After I hung up, I stood with my arms crossed, glaring at the telephone, willing it to disappear so that I wouldn’t have to decide what to do with it. I got knots in my stomach just thinking about breaking the rules and calling Robert. The last time I’d called a guy I liked after a first date, he’d been so traumatized by the idea of a woman pursuing him that I think he got plastic surgery and moved to Bolivia.
Dialing Robert’s number was like having an out-of-body experience. I felt as though I were lobotomizing that part of my brain that had been conditioned to believe that chasing a man was wrong, the mortal sin of dating.
His phone began ringing. What if he answered? What if he didn’t? Should I leave a message or just hang up? No, I couldn’t
do that because of *69 and caller ID. Shit, why hadn’t I thought to block my call with *67? I hated modern technology for having stolen the last vestiges of mystery out of romance! If I got his answering machine, what in the world ...
“Hello?” said a voice that sounded like it was coming from the far end of a long tunnel.
“Hi, Robert?” I said in a disgustingly cheery voice. God, I sounded just like Bunny Woods. “It’s Sam, Samantha Jacobs.” A long, horrible pause followed. “From Single No More?” I croaked.
He doesn’t remember me because I made no impression on him at all. He’s probably dating a hundred women. As the pause stretched into infinity, my self-esteem plummeted to that of a dust mite.
“Sam, it’s wonderful to hear from you,” he said finally. “You’ll have to forgive me. I was taking a nap, and I just had the weirdest dream.”
“I did too!” Damn! The words were out of my mouth before I’d thought about it.

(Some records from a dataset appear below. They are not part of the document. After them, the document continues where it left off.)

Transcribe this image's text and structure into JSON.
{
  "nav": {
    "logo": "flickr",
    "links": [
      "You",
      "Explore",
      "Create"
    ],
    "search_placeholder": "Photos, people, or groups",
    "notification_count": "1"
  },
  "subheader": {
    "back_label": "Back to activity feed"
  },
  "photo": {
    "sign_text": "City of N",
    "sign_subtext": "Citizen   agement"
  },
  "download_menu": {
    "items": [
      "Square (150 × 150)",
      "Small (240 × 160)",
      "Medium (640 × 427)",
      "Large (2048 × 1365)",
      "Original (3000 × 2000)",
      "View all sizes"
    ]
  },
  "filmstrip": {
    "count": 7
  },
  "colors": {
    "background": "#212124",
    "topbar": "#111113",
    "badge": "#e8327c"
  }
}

“Really? What was yours about?” he asked.
“Um, well, there were wave runners, waves, lots of water, more waves, I couldn’t see very much because my mascara was running, and ...”
My voice trailed off as I considered wrapping the telephone cord around my neck. Unfortunately it was cordless.
“Hmm,” he said in a serious tone, “Freud would say this is a
definite sign you should switch to waterproof mascara.”
Half asleep and still manages to be funny. Impressive.
“I’m so glad you called me,” he went on, “and that you’re not one of those
women. I love it when a woman calls me.”
“Sure, men need a little reassurance now and then. I think a woman who never calls a man is just playing games.”
Other than the rare exception I’d just made for him, Robert had just described me to a T.
“Oh, yeah, I’ve heard of women like that. Game players,” I said with a nervous chuckle;
“Exactly. I hate playing games, don’t you?”
Yes. But at least this time I was getting paid for it. “Absolutely,” I bluffed. “Especially at our age, we should be long past that.”
“I was going to call you later today. I thought since you’re new to Milwaukee I could give you a little tour? Are you up for some kitschy sightseeing?”
My stomach flipped into fifth gear. A Saturday night date with a man I really liked! Luckily, it was like riding a bike.
Ninety minutes later I found myself in a cave sixty feet below the ground. The walls and floor were lined with quarry stone and three gothic chandeliers hung from the ceiling. It was the perfect horror movie set for the obligatory dining room scene where the guests find out that they’re trapped in the castle and slowly disappearing one by one.
The air was ten degrees cooler down there than outside. I felt a chill and shivered. Robert slipped his arm around my shoulder just as though he’d done it a hundred times before. His arm settled around me like a warm sweater on a cool fall day.
“I don’t know about you, Stacy, but it doesn’t look to me like they want any beer,” said one of our guides, a short blond woman standing at the top of the stairs.
“I think you’re right, Penny, this is definitely not a drinking crowd,” Stacy replied, in a dead monotone.
“Does anyone know what time it is?” asked Penny, pointing to her watch, at which point everyone in the room but me shouted, “It’s Miller time!”
We shuffled out of the cave into a mini beer hall where my guidebook predictions almost came true. There was no lederhosen or dancing, but men and women of all shapes and sizes were doing their best to swill shot-sized glasses of complimentary beer.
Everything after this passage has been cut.